The story is told mainly through the voice of one modern character, Alexander MacDonald, who carries the narrative of the lives of various family members. MacLeod's own Cape Breton experience and heritage clearly informs the narrative.
The novel has an uncanny resonance particularly for Canadians of Anglo-Scots/Nova Scotian background and indeed for those who share aspects of this Canadian picture.
A personal example: I ended up working as a labourer in a mine/refinery in Thompson Manitoba in the 1960s before one could drive in and while it was still mainly a rough and tumble mining camp with many strange characters among its denizens. When I read MacLeod's account of Alexander MacDonald surviving in a similar setting and time frame in northern Ontario I was impressed by its verisimilitude and by the memories his narrative called up for me.
There is not a false or contrived note or poorly constructed sentence in "No Great Mischief". It is writing at its most accomplished.
4. "The Maid's Version" by Daniel Woodrell (Little Brown, 2013).
Daniel Woodrell is a novelist whose talent far exceeds his public profile in the U.S. I have written in these columns about him and his skill at writing, especially about people who, like him, lived in Missouri and the Ozarks. For me his three novels set in Louisiana now republished as the "Bayou Trilogy" rank for reading pleasure alongside the first three of Philip Kerr's Bernie Gunther novels later issued in a single volume under the title "Berlin Noir".
Woodrell's latest novel, "The Maid's Version", is set in a Missouri town called West Table during the early decades of the 20th century. Its central characters are Alma DeGeer Dunaheu, a dirt poor day worker in the homes of the local wealthy and various members of her family. Central to the novel are the economic class system and the links to an an earlier town 'disaster', supposedly an accident claiming dozens of lives.
The Irish novelist Roddy Doyle has called Daniel Woodrell "one of the world's great novelists". I share his opinion.
5. "Cold Winter In Bordeaux" by Alan Massie (Quartet 2014).
Alan Massie is a Scottish journalist and novelist with more than 20 novels published. One of my favourite novelists Robert Harris called the first of the Bordeaux quartet ("Death in Bordeaux"} "both a thriller and a literary novel: a difficult trick but in my book the greatest to bring off".
The second in the series is "Dark Summer In Bordeaux" and with the publication of "Cold Winter In Bordeaux" Massie is three quarters of the way through the writing of a quartet of novels set in the French city of Bordeaux during the Second World War and the city's occupation by the German military.
This third novel is set during 1942-1943 and is, on one level, a murder mystery to be solved (with the Germans looking carefully over his shoulder) by the city's lead homicide detective Superintendent Lannes. He co-operates with the German occupiers no more than he is forced to do by circumstances but they are always looking out for any persons or acts they regard as relevant to their occupation or Nazi ideology.

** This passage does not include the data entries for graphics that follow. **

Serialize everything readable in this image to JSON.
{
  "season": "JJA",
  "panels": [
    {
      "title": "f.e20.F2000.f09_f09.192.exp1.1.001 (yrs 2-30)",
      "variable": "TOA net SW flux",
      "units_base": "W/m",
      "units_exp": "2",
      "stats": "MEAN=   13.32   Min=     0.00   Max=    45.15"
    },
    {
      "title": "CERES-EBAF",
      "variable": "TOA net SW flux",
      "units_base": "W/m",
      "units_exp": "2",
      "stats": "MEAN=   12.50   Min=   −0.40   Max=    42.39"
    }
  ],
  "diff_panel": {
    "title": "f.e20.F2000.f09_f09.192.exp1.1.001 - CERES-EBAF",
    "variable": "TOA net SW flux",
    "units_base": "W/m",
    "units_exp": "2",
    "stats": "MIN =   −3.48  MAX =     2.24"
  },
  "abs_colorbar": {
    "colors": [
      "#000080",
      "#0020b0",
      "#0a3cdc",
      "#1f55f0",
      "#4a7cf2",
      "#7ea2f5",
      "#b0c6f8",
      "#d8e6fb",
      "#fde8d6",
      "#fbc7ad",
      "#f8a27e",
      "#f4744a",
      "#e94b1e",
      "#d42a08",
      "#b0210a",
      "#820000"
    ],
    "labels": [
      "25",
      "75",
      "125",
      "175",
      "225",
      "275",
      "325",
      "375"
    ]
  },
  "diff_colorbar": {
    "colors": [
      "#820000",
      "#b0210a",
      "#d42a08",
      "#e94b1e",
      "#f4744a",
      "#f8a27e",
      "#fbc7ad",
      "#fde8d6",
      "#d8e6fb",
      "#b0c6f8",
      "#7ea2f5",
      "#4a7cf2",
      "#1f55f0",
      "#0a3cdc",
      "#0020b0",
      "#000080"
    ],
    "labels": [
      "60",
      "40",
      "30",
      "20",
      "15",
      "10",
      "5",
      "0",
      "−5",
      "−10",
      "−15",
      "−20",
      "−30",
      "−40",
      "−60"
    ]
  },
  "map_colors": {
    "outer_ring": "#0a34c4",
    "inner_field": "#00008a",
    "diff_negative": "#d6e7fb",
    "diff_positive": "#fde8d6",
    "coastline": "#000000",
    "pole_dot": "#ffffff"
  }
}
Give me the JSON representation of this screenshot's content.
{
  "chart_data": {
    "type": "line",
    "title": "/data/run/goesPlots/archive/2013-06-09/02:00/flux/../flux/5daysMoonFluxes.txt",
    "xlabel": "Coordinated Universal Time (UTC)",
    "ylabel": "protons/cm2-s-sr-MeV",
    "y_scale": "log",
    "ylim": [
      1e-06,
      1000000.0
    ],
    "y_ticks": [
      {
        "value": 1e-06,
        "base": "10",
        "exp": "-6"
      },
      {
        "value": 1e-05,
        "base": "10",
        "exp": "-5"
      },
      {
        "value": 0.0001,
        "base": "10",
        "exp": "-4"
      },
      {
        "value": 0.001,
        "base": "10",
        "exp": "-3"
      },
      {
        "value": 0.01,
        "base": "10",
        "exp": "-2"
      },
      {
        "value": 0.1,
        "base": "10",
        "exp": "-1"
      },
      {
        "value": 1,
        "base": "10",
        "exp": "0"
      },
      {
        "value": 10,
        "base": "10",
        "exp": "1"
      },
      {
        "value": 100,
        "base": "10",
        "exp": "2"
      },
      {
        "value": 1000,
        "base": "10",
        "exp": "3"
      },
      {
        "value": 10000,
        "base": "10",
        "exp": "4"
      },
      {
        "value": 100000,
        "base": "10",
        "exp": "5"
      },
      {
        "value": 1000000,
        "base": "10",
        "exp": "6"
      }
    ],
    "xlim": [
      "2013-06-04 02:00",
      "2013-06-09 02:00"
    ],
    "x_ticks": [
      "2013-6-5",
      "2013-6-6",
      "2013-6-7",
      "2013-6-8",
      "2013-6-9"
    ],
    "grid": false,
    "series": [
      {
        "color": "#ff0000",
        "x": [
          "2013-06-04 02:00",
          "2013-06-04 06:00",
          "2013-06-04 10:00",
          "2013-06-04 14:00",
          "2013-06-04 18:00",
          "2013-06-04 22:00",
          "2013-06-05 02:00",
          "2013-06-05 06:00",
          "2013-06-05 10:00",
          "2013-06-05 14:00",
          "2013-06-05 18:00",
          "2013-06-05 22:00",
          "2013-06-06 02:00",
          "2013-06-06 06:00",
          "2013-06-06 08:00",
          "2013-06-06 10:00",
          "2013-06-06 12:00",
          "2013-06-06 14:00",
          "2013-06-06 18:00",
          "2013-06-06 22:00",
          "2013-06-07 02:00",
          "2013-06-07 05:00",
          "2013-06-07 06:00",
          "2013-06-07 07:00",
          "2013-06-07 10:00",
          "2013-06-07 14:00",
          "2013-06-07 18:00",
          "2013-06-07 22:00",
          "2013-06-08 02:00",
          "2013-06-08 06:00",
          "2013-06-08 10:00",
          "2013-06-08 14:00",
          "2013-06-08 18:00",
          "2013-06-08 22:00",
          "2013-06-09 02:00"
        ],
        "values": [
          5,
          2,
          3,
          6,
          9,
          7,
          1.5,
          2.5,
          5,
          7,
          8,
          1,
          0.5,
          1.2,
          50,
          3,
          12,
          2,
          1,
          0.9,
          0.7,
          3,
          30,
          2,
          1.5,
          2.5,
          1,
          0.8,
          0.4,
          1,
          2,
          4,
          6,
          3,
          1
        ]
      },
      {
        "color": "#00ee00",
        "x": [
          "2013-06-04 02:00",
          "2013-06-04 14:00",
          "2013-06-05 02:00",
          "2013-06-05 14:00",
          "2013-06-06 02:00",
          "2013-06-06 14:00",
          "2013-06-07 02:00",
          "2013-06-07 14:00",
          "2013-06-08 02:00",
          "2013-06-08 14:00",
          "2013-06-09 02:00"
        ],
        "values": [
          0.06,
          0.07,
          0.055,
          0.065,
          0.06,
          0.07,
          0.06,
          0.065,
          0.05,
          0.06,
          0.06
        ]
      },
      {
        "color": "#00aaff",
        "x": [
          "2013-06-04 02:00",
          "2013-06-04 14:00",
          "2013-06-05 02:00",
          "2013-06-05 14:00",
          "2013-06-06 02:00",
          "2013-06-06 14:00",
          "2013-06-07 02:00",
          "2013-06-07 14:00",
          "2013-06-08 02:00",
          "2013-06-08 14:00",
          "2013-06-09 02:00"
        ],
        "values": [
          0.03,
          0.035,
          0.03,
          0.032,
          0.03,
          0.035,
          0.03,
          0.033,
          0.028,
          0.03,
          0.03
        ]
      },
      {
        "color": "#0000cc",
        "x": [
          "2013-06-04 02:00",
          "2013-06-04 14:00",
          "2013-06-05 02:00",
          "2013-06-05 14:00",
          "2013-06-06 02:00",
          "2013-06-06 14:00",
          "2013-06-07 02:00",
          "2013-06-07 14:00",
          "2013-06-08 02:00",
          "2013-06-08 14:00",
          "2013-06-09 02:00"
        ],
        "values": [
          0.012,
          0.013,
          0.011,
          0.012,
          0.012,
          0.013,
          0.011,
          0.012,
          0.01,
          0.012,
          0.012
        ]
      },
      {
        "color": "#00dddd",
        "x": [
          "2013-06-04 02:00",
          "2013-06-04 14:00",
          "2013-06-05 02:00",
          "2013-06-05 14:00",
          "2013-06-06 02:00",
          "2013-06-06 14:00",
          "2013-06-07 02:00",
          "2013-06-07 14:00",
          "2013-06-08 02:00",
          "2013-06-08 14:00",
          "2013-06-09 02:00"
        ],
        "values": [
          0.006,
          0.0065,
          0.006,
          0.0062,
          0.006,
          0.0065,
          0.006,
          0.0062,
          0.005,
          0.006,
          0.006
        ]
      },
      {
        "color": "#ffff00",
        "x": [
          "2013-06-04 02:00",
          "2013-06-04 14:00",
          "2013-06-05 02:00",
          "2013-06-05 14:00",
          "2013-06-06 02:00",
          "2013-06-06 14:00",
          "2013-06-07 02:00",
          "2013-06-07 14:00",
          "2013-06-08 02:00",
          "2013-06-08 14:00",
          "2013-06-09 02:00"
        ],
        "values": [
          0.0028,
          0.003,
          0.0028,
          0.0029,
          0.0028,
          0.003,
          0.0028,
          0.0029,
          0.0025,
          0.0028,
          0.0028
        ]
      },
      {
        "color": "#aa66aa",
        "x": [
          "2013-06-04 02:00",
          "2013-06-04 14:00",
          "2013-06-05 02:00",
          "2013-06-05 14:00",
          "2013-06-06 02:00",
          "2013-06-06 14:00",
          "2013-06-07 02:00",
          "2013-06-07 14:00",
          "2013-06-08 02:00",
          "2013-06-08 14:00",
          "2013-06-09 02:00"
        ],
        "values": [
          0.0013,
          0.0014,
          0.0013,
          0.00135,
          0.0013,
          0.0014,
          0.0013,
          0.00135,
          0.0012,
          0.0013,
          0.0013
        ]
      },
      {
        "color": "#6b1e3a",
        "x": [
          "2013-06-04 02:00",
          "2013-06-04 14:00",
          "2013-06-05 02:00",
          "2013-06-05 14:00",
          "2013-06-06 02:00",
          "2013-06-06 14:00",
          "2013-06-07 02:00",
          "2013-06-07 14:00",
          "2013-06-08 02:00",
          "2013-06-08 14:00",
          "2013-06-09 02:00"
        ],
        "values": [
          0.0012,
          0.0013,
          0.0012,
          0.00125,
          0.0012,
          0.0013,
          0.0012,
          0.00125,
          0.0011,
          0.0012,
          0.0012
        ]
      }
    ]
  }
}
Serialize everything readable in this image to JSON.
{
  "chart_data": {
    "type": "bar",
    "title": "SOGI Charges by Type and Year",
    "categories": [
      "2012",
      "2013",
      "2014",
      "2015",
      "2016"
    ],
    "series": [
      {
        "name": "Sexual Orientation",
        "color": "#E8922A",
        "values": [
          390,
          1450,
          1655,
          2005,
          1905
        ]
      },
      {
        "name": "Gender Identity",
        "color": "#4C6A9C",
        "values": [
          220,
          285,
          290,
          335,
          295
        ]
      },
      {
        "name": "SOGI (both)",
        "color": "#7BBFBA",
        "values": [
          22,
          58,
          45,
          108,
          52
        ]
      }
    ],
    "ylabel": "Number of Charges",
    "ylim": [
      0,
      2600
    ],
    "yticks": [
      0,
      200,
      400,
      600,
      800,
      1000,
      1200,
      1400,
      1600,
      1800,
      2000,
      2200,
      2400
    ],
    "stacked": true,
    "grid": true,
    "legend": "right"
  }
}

But the novels are as much the chronicle of the Lannes family's challenges and tribulations during the war and Supt. Lannes' reaction to them. For example one son ends up working for the Vichy government while the other leaves the country and becomes a member of the French Resistance while the daughter falls in love with a young but politically naive Frenchman who has embraced the German war effort.
Lannes himself wrestles with trying to protect his family from the negative forces at play in the city and in France while doing what he can to assist Jewish or homosexual acquaintances who are trying to avoid the attentions of the Gestapo. All the while he must officially report to superiors appointed by the German occupiers.
To appreciate fully the quality of Massie's writing in these novels one should read them in the order they were written. They are as much one long narrative as three separate novels.